All-in-ones, or how the slash generation is re-inventing the work-life balance (Part 4)

In part four of our investigative series into the art of multi-tasking with discerning cognac maker Rémy Martin, we talk work ethics, balancing acts and unwinding tips with three distinguished do-it-alls.

Photographer Thomas Ost (c).

Emilie Pischedda

I’m the director at Sorry We’re Closed gallery in Brussels, which basically means I prepare exhibitions, fairs and parallel projects. That takes up most of my time. I’m also an artist myself, and I’ve always found a way to combine my artist practice with my more professional activities, even though it’s somewhat of a schizophrenic approach and can sometimes lead to a rather hectic rhythm. Last year, I opened a restaurant-come-gallery-come-club together with Elodie Delaigle and Sophie Pelletier called The Hope. It was an amazing adventure, a project that united a ton of different people in a singular and unexpected context around art, music and food. I love collaborative, trans-disciplinary projects where I’m either the initiator or invited to contribute. That’s the case with Clémence Seilles’s project Mortal Recording that questions the format of recording studios, of performances, of design and of live concerts. I play zarb in it, a Persian percussion. Matter of fact, this year I’ll be making my own instruments together with the ceramic studio Quartz. In terms of unwinding and bringing the tempo down a notch or two, I walk and swim a lot. But, overall, my philosophy is similar to Confucious: “Choose a job that you like doing and you’ll never have to work another day.”

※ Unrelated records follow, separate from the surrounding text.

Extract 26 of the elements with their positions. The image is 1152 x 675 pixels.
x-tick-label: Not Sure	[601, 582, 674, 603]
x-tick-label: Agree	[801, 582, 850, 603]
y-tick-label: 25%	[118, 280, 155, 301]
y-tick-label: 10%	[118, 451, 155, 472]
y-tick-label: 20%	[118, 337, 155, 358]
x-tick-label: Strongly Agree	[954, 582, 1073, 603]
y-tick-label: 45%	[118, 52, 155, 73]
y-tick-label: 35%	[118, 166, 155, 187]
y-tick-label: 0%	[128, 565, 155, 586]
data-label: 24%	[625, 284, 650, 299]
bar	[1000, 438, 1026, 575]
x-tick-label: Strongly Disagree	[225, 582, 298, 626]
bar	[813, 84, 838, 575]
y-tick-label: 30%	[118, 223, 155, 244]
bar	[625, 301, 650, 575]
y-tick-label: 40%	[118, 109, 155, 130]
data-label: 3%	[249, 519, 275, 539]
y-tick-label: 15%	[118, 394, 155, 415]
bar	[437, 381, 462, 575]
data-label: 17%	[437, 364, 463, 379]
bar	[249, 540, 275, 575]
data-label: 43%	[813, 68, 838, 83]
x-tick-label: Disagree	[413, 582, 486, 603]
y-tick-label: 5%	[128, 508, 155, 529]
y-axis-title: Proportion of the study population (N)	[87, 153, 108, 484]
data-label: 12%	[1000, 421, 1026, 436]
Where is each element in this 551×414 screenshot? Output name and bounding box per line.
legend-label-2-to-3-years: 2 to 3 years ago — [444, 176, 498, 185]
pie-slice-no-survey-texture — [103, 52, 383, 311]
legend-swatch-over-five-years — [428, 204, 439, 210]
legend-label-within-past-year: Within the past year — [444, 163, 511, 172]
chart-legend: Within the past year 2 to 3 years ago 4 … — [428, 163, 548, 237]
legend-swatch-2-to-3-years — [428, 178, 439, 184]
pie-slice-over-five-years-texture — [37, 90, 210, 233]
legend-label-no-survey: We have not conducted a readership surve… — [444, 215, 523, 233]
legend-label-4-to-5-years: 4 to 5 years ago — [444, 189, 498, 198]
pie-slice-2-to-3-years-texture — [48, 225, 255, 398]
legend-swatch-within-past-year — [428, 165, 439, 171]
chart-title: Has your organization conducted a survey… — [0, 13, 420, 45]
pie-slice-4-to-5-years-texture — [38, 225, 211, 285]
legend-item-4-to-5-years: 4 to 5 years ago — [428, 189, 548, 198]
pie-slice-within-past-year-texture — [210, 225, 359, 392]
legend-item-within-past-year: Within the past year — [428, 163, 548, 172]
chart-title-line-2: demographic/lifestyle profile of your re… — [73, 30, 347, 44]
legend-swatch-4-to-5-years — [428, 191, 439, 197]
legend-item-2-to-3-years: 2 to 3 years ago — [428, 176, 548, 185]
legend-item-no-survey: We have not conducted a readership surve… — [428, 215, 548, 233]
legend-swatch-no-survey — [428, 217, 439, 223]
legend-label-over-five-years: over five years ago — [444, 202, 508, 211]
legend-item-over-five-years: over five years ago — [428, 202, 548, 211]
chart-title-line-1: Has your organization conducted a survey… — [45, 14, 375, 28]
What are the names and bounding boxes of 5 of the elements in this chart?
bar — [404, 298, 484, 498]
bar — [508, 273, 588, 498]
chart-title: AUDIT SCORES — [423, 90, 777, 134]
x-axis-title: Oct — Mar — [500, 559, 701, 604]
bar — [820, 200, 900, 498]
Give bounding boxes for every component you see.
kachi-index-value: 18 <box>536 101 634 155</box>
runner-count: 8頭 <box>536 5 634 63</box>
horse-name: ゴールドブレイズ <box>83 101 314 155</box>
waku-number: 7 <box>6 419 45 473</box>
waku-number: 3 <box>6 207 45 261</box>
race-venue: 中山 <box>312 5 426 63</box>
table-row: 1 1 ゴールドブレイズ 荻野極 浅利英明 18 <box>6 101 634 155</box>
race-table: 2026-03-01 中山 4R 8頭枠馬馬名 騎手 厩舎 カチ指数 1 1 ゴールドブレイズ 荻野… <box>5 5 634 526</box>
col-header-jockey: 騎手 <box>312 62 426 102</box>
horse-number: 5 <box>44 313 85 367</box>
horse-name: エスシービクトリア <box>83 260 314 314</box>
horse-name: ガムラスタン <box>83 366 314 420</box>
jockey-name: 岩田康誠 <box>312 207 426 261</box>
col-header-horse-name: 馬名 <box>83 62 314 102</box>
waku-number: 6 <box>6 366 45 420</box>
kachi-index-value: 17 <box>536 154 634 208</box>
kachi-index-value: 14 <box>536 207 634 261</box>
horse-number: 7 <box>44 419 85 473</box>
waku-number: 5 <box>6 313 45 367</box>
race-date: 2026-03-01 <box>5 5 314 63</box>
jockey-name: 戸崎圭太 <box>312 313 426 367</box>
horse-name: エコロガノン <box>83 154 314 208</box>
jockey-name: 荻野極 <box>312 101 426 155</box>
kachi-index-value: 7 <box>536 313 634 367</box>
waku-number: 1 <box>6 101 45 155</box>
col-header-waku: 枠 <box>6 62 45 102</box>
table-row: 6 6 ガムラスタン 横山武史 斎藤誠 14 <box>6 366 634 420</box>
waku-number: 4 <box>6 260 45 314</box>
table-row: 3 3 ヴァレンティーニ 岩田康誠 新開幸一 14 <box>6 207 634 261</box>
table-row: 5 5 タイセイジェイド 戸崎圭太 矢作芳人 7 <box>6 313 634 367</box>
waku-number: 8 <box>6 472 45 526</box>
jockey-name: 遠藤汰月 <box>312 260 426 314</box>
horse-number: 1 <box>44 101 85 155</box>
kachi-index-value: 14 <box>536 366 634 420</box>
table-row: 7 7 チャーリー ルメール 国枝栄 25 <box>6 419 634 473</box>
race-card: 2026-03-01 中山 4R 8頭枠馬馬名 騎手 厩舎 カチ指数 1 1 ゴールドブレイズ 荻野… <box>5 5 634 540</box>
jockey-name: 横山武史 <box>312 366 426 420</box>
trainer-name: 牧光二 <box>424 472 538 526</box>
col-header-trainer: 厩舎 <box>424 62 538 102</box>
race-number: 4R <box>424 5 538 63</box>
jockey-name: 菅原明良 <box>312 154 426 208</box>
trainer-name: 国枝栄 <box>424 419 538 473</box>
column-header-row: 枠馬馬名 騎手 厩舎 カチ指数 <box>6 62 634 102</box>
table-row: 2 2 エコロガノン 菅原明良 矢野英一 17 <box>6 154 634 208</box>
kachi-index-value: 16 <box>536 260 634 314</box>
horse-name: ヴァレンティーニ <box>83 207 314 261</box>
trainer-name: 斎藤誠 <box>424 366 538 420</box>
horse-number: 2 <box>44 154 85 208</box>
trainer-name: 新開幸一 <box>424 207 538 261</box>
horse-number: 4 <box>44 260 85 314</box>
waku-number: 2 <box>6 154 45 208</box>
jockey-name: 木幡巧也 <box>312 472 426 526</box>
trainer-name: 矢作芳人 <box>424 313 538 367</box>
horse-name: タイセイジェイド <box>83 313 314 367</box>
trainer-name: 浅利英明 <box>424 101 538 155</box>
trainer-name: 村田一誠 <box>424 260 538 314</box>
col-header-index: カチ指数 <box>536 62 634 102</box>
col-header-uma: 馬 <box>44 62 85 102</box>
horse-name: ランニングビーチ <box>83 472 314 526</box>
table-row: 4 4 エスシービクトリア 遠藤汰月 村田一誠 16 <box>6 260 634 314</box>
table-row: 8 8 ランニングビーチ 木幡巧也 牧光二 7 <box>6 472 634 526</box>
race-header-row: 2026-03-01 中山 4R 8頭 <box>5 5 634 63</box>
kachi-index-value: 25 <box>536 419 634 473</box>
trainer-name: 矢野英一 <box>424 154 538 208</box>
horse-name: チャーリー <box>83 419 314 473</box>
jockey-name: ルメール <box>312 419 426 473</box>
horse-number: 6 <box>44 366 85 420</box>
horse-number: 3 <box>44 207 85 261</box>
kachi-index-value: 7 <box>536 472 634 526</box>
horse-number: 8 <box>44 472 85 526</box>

Emilie (1980) is currently developing a food-bike concept, called Fatch!, that will offer a typical culinary delicacy from Marseille. Given more time, she’d love to start making music.
sorrywereclosed.com

Delphine Dupont

I co-created Facetofacedesign, a graphic design studio, with Flore Van Ryn 10 years ago. I also opened a charming Italian restaurant in Ixelles with my boyfriend eight months ago called Certo. And I’m the mother of a two and a half year old boy named Lupo. I sometimes teach graphic design to Masters students entitled “masterfooddesign” at Académie des Beaux Arts de Bruxelles and, more recently, I started following courses in collective intelligence, mindfulness and positive communication to learn new skills but, more importantly to avoid the feeling of stagnating. I’ve always liked having multiple activities. When I started out as a graphic designer, for instance, I used to also teach hip-hop dance. I think it’s much richer and more fun to be part of different movements and not have all your friends in a same group. Now, after nearly 15 years of work as a graphic designer, I want to be more connected to the people, and maybe less to my computer. Things change, I change, the way I feel about what makes sense in my life evolves and so is my approach to work I guess – I don’t try to do everything at once anymore. For example, when I get home, I don’t think about work, I’m with my family, and when I’m at work, I nearly forget I have a child. In terms of winding down, I love going down to my allotment, getting my hands dirty and forget about everything. Oh, and not going to bed after 11pm helps a lot too.

If she found the time, Delphine (1979) would love to become a DJ.
facetofacedesign.com

Antoine Leroy (Le Pacifique Records)

I’m a music and drawing teacher for children and people with various disabilities. Alongside that, I also run a record label called Le Pacifique Records and produce music as Aidons Antoine and Actapulgite. I draw and make music pretty much every day, as well as fish salmon trout, which I’ve been doing ever since I was a kid. For me, everything started taking shape during my skateboard and graffiti years and, even though I don’t do either of them anymore, they continue to influence my perception of the city. I can’t say I’ve ever really been that organised. To be honest, I thought that becoming the father of a young girl would improve my organisational skills, but that hasn’t really happened. I do find it easier to refuse certain projects though, and focus on those that matter but if I really need to unwind, art shows and the monthly fishing trips I do with my father help a lot.

Given more time, Antoine (1988) would love to learn to surf.